Essential problem with 'Rowdy Rathore': It wears its insanely silly, blockbuster-recipe masala-ness with much pride.

Let’s get one thing straight: I’m aware of the fact that the movie under review has probably raked in a few hundred million rupees so far and is raking in more and more dough even as you read this.

I am also not blind to the fact that the so-called ‘entertainment-hungry’ crowds are lapping it up like starved cats with a bowl of cream.

In light of this, making an effort to explain just how ridiculous this film really is seems slightly pointless.

The essential problem with Rowdy Rathore is that it wears its insanely silly, blockbuster-recipe masala-ness with much pride. That would be a great thing if the silliness was fun to sit through and if the packaging was clever.

Sadly, It is not fun or clever, simply because the film aims to take you back to the cinema of the 80s — possibly the worst era for Bollywood, and a time best forgotten.

This is the sort of film that became outdated in the early 90s, in which a visibly plump heroine resurfaces once every twenty minutes only to get her belly pinched by the hero, a sequence that appears about ten times in this film and is cue for a song to begin out of nowhere.

The story revolves around two Akshay Kumars (cue the ’80s double-role fixation) with a difference in the shapes of their moustaches serving as the only distinction between them.


Somewhere in this tale of identity confusion, is a villain who looks like a South Indian Tarzan and what is possibly the dumbest Indian heroine of the year so far.

This latter role is played by Sonakshi Sinha, who seems content being part of blockbuster films which don’t demand any acting skills.

Akshay Kumar does reasonably well with both the characters and the brief moments of intermittent relief offered by the film work entirely due to the little bit of star charisma and timing that Kumar can still boast off.

However, even that much is taken away from the audience midway through the film once Kumar is made to take care of a little girl who considers him her father.

During the climax, his goofy grin does attempt to make you forget the massive gaffes of the film itself, but this is a role he can do in his sleep.
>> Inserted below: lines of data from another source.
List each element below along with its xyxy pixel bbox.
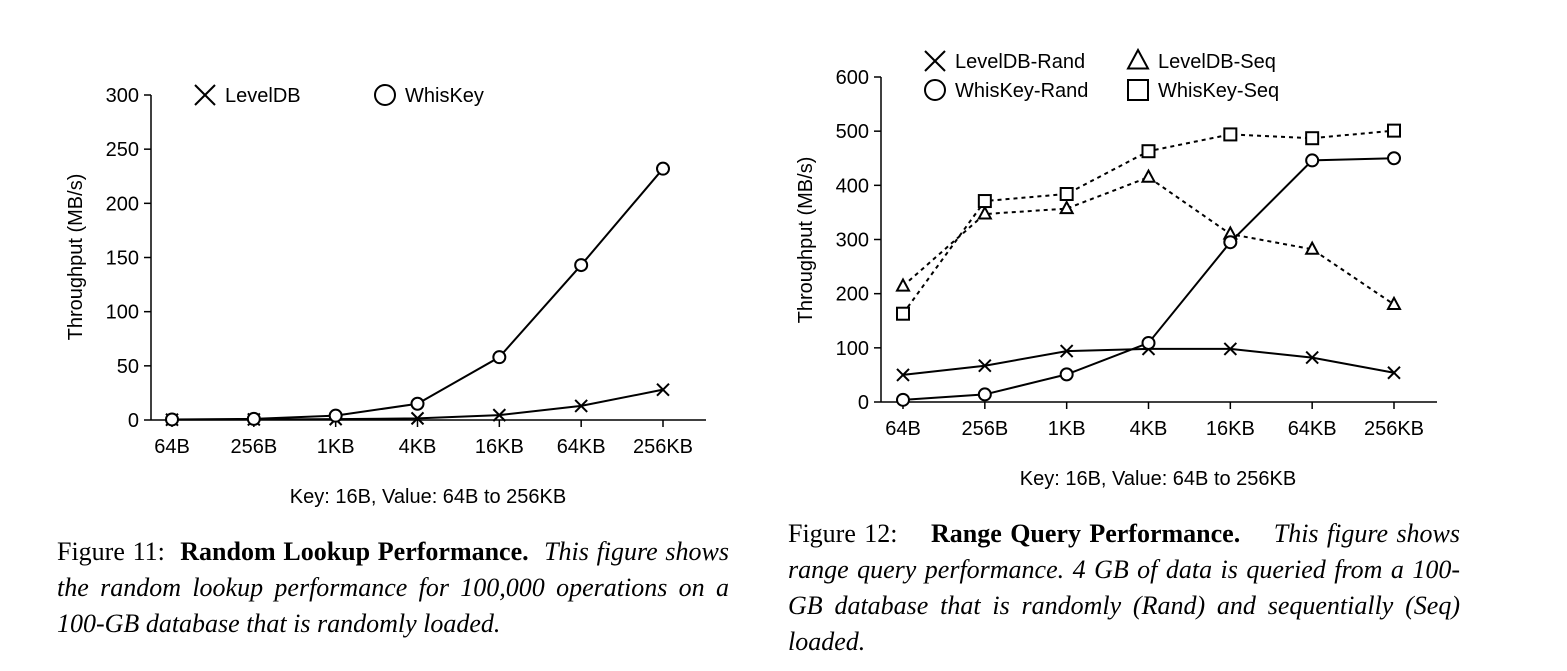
figure-12-description: This figure shows range query performanc…: [788, 519, 1461, 656]
fig12-point-whiskey-rand: [977, 387, 992, 402]
fig12-legend-label-leveldb-seq: LevelDB-Seq: [1158, 51, 1276, 73]
fig11-point-leveldb: [656, 382, 670, 397]
fig11-x-tick-label: 1KB: [317, 436, 355, 458]
fig12-x-tick-label: 256B: [961, 418, 1008, 440]
fig11-y-tick-label: 250: [106, 139, 139, 161]
fig11-x-tick-label: 16KB: [475, 436, 524, 458]
fig12-legend-label-whiskey-seq: WhisKey-Seq: [1158, 80, 1279, 102]
fig11-y-tick-label: 0: [128, 410, 139, 432]
fig11-legend-symbol-leveldb: [194, 84, 216, 106]
fig12-series-line-leveldb-seq: [902, 176, 1395, 306]
fig12-legend-symbol-leveldb-seq: [1126, 47, 1150, 70]
fig12-x-tick-label: 64KB: [1288, 418, 1337, 440]
fig11-x-tick-label: 4KB: [399, 436, 437, 458]
fig11-point-leveldb: [410, 411, 425, 426]
fig12-y-tick-label: 300: [836, 230, 869, 252]
fig12-x-tick-label: 256KB: [1364, 418, 1424, 440]
fig11-point-leveldb: [492, 408, 507, 422]
fig11-legend-symbol-whiskey: [374, 84, 396, 106]
fig12-legend-symbol-whiskey-seq: [1127, 79, 1149, 101]
fig12-legend-label-whiskey-rand: WhisKey-Rand: [955, 80, 1088, 102]
fig12-point-leveldb-rand: [1305, 350, 1319, 365]
fig11-legend-label-whiskey: WhisKey: [405, 85, 484, 107]
fig12-series-line-leveldb-rand: [902, 347, 1395, 376]
fig12-y-axis-label: Throughput (MB/s): [795, 157, 817, 324]
fig12-point-whiskey-seq: [896, 306, 910, 321]
figure-11-number: Figure 11:: [57, 537, 165, 566]
fig12-legend-symbol-whiskey-rand: [924, 79, 946, 101]
fig12-y-tick-label: 100: [836, 338, 869, 360]
fig12-point-whiskey-rand: [1059, 367, 1074, 382]
fig11-point-whiskey: [656, 161, 670, 176]
fig11-x-tick-label: 64B: [154, 436, 190, 458]
fig11-point-whiskey: [492, 350, 507, 365]
fig11-point-whiskey: [165, 412, 179, 427]
fig12-point-leveldb-rand: [1059, 344, 1074, 358]
figure-12-number: Figure 12:: [788, 519, 898, 548]
fig12-point-whiskey-seq: [1059, 187, 1074, 201]
fig12-point-whiskey-seq: [1223, 127, 1238, 142]
fig11-y-tick-label: 300: [106, 85, 139, 107]
fig11-point-leveldb: [574, 399, 588, 413]
fig11-y-tick-label: 200: [106, 193, 139, 215]
fig12-point-leveldb-seq: [1386, 295, 1402, 310]
fig11-y-tick-label: 100: [106, 302, 139, 324]
fig11-x-tick-label: 64KB: [557, 436, 606, 458]
fig12-point-whiskey-seq: [1305, 131, 1320, 146]
fig12-point-leveldb-seq: [1304, 240, 1320, 255]
fig12-x-tick-label: 1KB: [1048, 418, 1086, 440]
figure-11-caption: Figure 11: Random Lookup Performance. Th…: [57, 534, 729, 642]
fig12-point-leveldb-seq: [977, 205, 993, 220]
fig12-point-leveldb-rand: [1223, 342, 1238, 356]
fig11-point-whiskey: [328, 408, 343, 423]
fig12-x-tick-label: 16KB: [1206, 418, 1255, 440]
fig12-y-tick-label: 0: [858, 392, 869, 414]
fig12-point-whiskey-rand: [1387, 151, 1401, 166]
fig11-y-tick-label: 50: [117, 356, 139, 378]
fig11-legend-label-leveldb: LevelDB: [225, 85, 301, 107]
fig12-legend-label-leveldb-rand: LevelDB-Rand: [955, 51, 1085, 73]
fig12-point-whiskey-rand: [1305, 153, 1320, 168]
figure-11-description: This figure shows the random lookup perf…: [57, 537, 730, 638]
fig12-y-tick-label: 400: [836, 175, 869, 197]
fig12-point-whiskey-seq: [1141, 144, 1156, 159]
fig12-point-leveldb-seq: [895, 277, 911, 292]
fig12-y-tick-label: 600: [836, 67, 869, 89]
fig12-series-line-whiskey-rand: [902, 157, 1395, 401]
figure-11-title: Random Lookup Performance.: [180, 537, 529, 566]
fig11-x-axis-label: Key: 16B, Value: 64B to 256KB: [290, 486, 566, 508]
fig12-point-whiskey-rand: [1223, 235, 1238, 250]
fig11-point-whiskey: [574, 258, 589, 273]
fig12-point-whiskey-seq: [977, 194, 992, 209]
figure-12-caption: Figure 12: Range Query Performance. This…: [788, 516, 1460, 660]
fig12-point-whiskey-seq: [1387, 123, 1401, 138]
fig12-point-leveldb-rand: [1387, 366, 1401, 380]
fig12-point-leveldb-seq: [1058, 199, 1075, 215]
fig12-point-whiskey-rand: [896, 392, 910, 407]
fig12-x-tick-label: 64B: [885, 418, 921, 440]
fig12-point-leveldb-seq: [1140, 168, 1157, 183]
fig11-y-tick-label: 150: [106, 248, 139, 270]
fig12-point-whiskey-rand: [1141, 335, 1156, 350]
fig12-x-tick-label: 4KB: [1130, 418, 1168, 440]
figure-12-title: Range Query Performance.: [931, 519, 1241, 548]
fig12-y-tick-label: 200: [836, 284, 869, 306]
fig12-y-tick-label: 500: [836, 121, 869, 143]
fig12-legend-symbol-leveldb-rand: [924, 50, 946, 72]
fig11-point-whiskey: [246, 411, 261, 426]
fig12-point-leveldb-rand: [896, 368, 910, 382]
fig11-x-tick-label: 256B: [230, 436, 277, 458]
fig11-y-axis-label: Throughput (MB/s): [65, 174, 87, 341]
fig11-x-tick-label: 256KB: [633, 436, 693, 458]
fig12-point-leveldb-rand: [978, 359, 992, 373]
fig11-point-whiskey: [410, 396, 425, 411]
fig12-x-axis-label: Key: 16B, Value: 64B to 256KB: [1020, 468, 1296, 490]
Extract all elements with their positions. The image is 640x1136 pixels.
In fact, he probably did.

Overall, Rowdy Rathore is as silly as it gets, can hardly be called a film and certainly does not pass off as an ‘entertainer’.

Yet, if you dig the Housefull movies, love the Salman Khan brand of entertainers and find fun in the blatantly offensive, you might just enjoy this one too. The rest of us cinema-lovers, however, deserve better.

Published in The Express Tribune, Sunday Magazine, June 17th, 2012.